L'étude survient à un moment d'accélération de l'investissement, avec les entreprises du secteur de l'énergie et des utilities qui prévoient de tripler l'investissement en IA en 2026 par rapport à 2025 — la plus forte augmentation parmi tous les secteurs analysés, à l'exception des assureurs. Le BCG souligne que le problème rarement réside dans le manque de cas d'usage, mais plutôt dans la difficulté à mettre à l'échelle les initiatives au-delà de la phase pilote et à les associer à des métriques d'affaires bien définies.

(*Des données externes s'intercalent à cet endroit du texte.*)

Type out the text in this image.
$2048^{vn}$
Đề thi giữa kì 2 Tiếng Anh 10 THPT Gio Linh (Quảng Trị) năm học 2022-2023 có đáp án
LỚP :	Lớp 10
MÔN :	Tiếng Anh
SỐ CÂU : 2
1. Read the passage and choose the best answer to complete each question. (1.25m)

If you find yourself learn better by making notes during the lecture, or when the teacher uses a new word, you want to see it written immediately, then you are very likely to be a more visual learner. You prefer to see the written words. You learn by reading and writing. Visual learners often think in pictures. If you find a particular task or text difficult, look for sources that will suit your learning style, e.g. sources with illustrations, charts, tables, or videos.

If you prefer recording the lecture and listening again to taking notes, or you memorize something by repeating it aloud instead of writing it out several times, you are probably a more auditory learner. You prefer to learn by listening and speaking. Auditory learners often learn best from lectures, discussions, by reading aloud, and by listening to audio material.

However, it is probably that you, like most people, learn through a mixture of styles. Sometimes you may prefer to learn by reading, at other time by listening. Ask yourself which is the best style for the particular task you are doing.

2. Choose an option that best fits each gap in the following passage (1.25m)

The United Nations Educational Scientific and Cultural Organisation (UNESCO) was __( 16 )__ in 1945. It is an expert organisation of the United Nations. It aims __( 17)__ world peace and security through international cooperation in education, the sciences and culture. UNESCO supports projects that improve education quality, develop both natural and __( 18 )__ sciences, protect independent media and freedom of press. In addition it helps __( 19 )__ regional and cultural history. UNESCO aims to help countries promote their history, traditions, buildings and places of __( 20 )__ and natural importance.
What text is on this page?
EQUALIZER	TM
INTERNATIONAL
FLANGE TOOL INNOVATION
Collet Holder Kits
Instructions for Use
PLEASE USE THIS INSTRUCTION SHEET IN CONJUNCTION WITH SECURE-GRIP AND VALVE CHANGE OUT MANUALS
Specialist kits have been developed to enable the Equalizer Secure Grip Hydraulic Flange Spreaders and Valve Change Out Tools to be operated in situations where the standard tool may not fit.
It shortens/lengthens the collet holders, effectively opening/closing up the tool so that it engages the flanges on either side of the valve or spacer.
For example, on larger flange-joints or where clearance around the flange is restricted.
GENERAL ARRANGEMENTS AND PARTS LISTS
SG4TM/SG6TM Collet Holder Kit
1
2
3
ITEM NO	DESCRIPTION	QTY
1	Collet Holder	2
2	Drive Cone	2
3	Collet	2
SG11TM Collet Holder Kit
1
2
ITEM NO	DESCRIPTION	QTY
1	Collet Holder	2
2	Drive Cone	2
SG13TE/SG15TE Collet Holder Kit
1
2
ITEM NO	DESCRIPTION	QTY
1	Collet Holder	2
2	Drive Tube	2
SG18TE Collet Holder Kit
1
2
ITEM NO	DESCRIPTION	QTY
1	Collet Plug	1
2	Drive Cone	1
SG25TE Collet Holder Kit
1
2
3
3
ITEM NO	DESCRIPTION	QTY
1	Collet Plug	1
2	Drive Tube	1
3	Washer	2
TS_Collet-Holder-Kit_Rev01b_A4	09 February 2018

L'une des données les plus pertinentes de l'étude est que 10 à 15 cas d'usage bien sélectionnés peuvent capturer entre 60% et 70% du potentiel total de valeur, à condition qu'ils soient choisis pour leur impact opérationnel et financier. Parmi les principales zones d'application figurent la surveillance opérationnelle en temps réel, la prévision de la performance des actifs, la maintenance et la gestion des opérations sur le terrain. Dans un cas analysé, une utility européenne a appliqué l'IA à la planification des ordres de travail sur le terrain, réduisant le temps improductif entre une et deux heures et demie par technicien par jour, ce qui s'est traduit par une réduction des coûts opérationnels de plusieurs millions d'euros.
Dans le contexte portugais, l'agenda prend de l'ampleur à mesure que le pays renforce la transition énergétique et modernise les infrastructures. Le BCG recommande un modèle hub-and-spoke — une structure centrale qui définit les normes et gère la gouvernance, combinée à des unités d'affaires décentralisées — et alerte que les entreprises ne peuvent pas importer le lema « move fast and break things » de l'industrie technologique, étant donné la nature critique des infrastructures énergétiques.